Meta-analysis of sample-size-like weights in monocyte datasets. (a–d) Combination of the number of eGenes detected and accuracy (F1* score) for (a) all five datasets and (b) sample-size-wise the largest pairwise comparisons of 10X V3 chemistry, (c) 10X V2 and V3 chemistries, and (d) 10X V2 chemistry combinations. (e) Three pairwise 10X V2 chemistry dataset combinations. The expansion at right enlarges the top-performing weights. (f, g) Comparison of the (f) main weights among 10 pairwise dataset combinations in terms of the increase in the number of eGenes and (g) the weighted mean of eGenes change.

Fig. 4

Weighted meta-analysis of sample-size-like characteristics in iPSC samples. a–d The number of eGenes detected and accuracy (F1* score) for all four iPSC datasets. e, f Results of the grid search in combinations of Smart-seq2 (Set B or C) and 10X (Set D) samples.

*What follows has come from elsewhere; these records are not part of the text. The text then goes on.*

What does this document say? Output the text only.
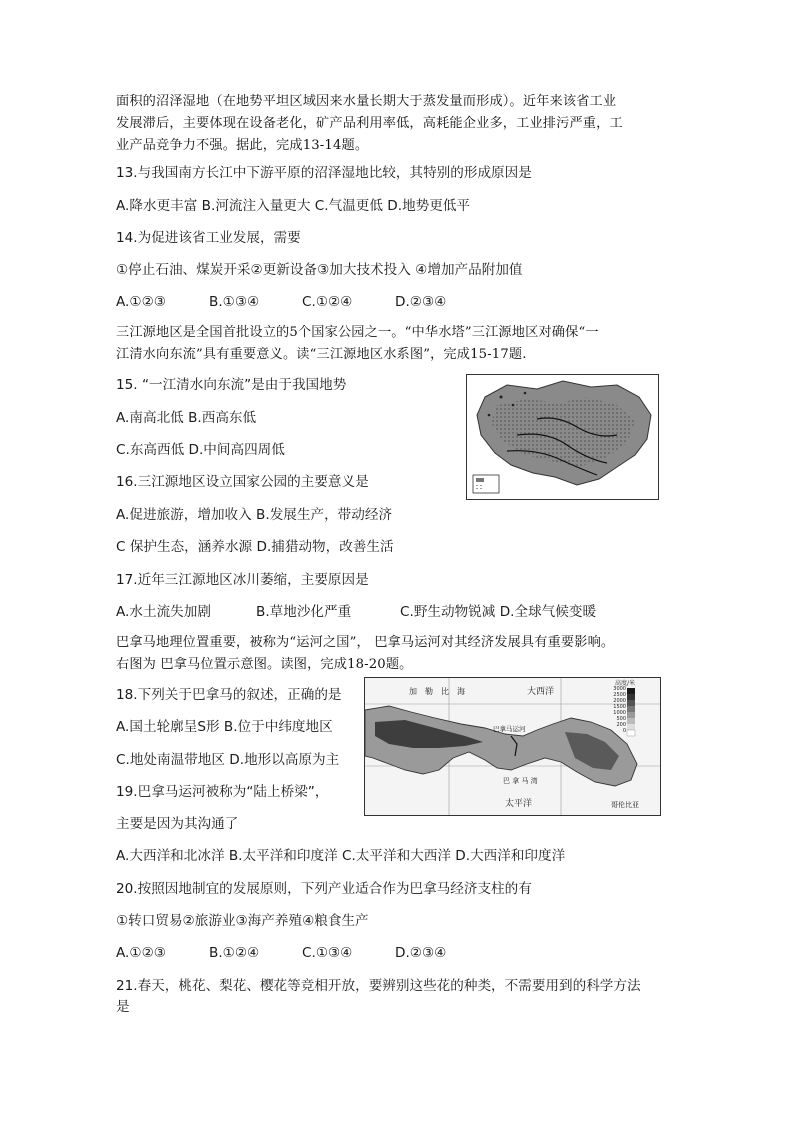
面积的沼泽湿地（在地势平坦区域因来水量长期大于蒸发量而形成）。近年来该省工业
发展滞后，主要体现在设备老化，矿产品利用率低，高耗能企业多，工业排污严重，工
业产品竞争力不强。据此，完成13-14题。
13.与我国南方长江中下游平原的沼泽湿地比较，其特别的形成原因是
A.降水更丰富 B.河流注入量更大 C.气温更低 D.地势更低平
14.为促进该省工业发展，需要
①停止石油、煤炭开采②更新设备③加大技术投入 ④增加产品附加值
A.①②③	B.①③④	C.①②④	D.②③④
三江源地区是全国首批设立的5个国家公园之一。“中华水塔”三江源地区对确保“一
江清水向东流”具有重要意义。读“三江源地区水系图”，完成15-17题.
15. “一江清水向东流”是由于我国地势
A.南高北低 B.西高东低
C.东高西低 D.中间高四周低
16.三江源地区设立国家公园的主要意义是
A.促进旅游，增加收入 B.发展生产，带动经济
C 保护生态，涵养水源 D.捕猎动物，改善生活
17.近年三江源地区冰川萎缩，主要原因是
A.水土流失加剧	B.草地沙化严重	C.野生动物锐减 D.全球气候变暖
巴拿马地理位置重要，被称为“运河之国”， 巴拿马运河对其经济发展具有重要影响。
右图为 巴拿马位置示意图。读图，完成18-20题。
18.下列关于巴拿马的叙述，正确的是
A.国土轮廓呈S形 B.位于中纬度地区
C.地处南温带地区 D.地形以高原为主
加　勒　比　海	大西洋
太平洋
巴 拿 马 湾
巴拿马运河
哥伦比亚
高度/米
3000
2500
2000
1500
1000
500
200
0
19.巴拿马运河被称为“陆上桥梁”，
主要是因为其沟通了
A.大西洋和北冰洋 B.太平洋和印度洋 C.太平洋和大西洋 D.大西洋和印度洋
20.按照因地制宜的发展原则，下列产业适合作为巴拿马经济支柱的有
①转口贸易②旅游业③海产养殖④粮食生产
A.①②③	B.①②④	C.①③④	D.②③④
21.春天，桃花、梨花、樱花等竞相开放，要辨别这些花的种类，不需要用到的科学方法
是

Vertical lines indicate the ratio of weight of Set C versus weight of Set D (e) or of Set C versus Set D (f) for one of the weights of the WMA.

Fig. 5

Weighted meta-analysis with secondary weights on a monocyte and b iPSC datasets employing secondary weights derived from gene expression features and minor allele frequency (MAF) in combination with overall best-performing sample-size-derived weights. a For monocyte samples, we used the average number of cells per donor as a main weight. b For iPSC samples, we used sample size as a main weight. Numbers in the heatmap indicate the change in the number of eGenes detected. Green and red indicate an increase or decrease in the number of eGenes compared to the main weight, respectively. Color saturation indicates the fold-change of the number of eGenes detected.